Reseña: Kenzaburo Oe – Arrancad las semillas, fusilad a los niños

¡Saludos! Hoy os acerco una nueva reseña, la que en teoría os tenía que haber colgado la semana pasada. Estoy procurando ponerme al día, así que disculpadme si veis mucho contenido de golpe. Sin embargo, creo que he elegido a dos autores excelentes para cerrar el año.

La reseña de esta semana está dedicada a todo un premio Nobel de literatura como Kenzaburo Oe, que con su novela Arrancad las semillas, fusilad a los niños, junto con La presa, ganó el premio Akutagawa, uno de los más prestigiosos de Asia. Tenía sólo 23 años. Hoy nos centramos en la primera, pero debemos destacar el valor que tiene este autor, en los nombres siempre mencionados dentro de los más vendidos, junto a Haruki Murakami, Yukio Mishima o Banana Yoshimoto.

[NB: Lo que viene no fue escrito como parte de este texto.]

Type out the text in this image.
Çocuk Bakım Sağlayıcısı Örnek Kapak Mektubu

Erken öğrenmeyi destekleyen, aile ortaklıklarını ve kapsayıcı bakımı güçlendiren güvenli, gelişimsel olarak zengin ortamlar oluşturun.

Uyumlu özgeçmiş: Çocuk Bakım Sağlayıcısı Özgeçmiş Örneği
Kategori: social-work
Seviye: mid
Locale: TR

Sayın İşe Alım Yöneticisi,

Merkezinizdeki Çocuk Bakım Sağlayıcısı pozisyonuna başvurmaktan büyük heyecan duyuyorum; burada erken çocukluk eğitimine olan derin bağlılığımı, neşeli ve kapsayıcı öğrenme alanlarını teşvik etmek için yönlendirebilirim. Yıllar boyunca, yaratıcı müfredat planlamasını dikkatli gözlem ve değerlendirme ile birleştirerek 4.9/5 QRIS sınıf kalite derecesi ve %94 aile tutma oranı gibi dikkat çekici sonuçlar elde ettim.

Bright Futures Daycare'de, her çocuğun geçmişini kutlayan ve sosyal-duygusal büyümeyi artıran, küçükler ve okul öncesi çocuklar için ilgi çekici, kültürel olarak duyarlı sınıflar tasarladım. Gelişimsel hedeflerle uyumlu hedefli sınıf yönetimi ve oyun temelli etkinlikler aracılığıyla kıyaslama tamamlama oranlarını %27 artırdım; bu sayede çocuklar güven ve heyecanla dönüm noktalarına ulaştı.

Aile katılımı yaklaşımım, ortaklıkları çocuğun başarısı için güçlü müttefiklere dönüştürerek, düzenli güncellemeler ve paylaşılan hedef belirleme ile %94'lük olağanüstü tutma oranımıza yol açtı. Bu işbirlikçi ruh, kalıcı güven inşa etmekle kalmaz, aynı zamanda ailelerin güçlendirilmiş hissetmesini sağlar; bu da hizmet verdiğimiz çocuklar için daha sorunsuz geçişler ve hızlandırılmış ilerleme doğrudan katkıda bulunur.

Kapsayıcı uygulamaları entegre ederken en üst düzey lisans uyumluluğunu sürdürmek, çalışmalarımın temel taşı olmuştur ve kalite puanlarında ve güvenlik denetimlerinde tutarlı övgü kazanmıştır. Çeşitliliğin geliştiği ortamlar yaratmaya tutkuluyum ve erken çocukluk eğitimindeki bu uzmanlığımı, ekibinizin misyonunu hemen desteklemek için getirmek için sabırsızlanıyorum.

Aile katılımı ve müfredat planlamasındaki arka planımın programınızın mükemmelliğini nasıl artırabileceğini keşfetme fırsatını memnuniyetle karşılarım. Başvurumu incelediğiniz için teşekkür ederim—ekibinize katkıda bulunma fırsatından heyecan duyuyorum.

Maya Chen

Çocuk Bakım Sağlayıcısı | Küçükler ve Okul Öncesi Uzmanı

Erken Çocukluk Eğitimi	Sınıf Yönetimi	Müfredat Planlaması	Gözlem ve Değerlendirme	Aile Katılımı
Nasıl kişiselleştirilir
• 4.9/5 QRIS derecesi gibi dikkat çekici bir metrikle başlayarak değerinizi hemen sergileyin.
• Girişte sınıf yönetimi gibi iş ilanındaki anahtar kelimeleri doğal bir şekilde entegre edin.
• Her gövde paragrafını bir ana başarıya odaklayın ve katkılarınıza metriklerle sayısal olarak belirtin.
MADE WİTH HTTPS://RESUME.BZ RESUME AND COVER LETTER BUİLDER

En la novela publicada en 1957 se cuenta una historia ambientada en los últimos días de la II Guerra Mundial. Desde el comienzo de la novela existe un desasosiego constante para el lector, puesto que Oe relata el estilo de vida de los aldeanos: cortes de luz nocturnos para evitar los bombardeos, soldados que dan por perdida la guerra y se esconden de sus compañeros para no ser ejecutados, etc.

La historia se centra en un grupo de niños huérfanos que deambulan de poblado en poblado huyendo del desastre de la guerra. La persona a su cargo les maltrata y les tiene malnutridos, por lo que la insumisión es una constante dentro del grupo. En uno de estos pueblos les permiten dormir durante una noche en un templo desvalijado, aunque pronto se encontraran con que aquellos aldeanos que les han acogido serán también los que les aíslen: el grupo de niños es víctima de una epidemia, y los aldeanos tienen miedo de ser contagiados.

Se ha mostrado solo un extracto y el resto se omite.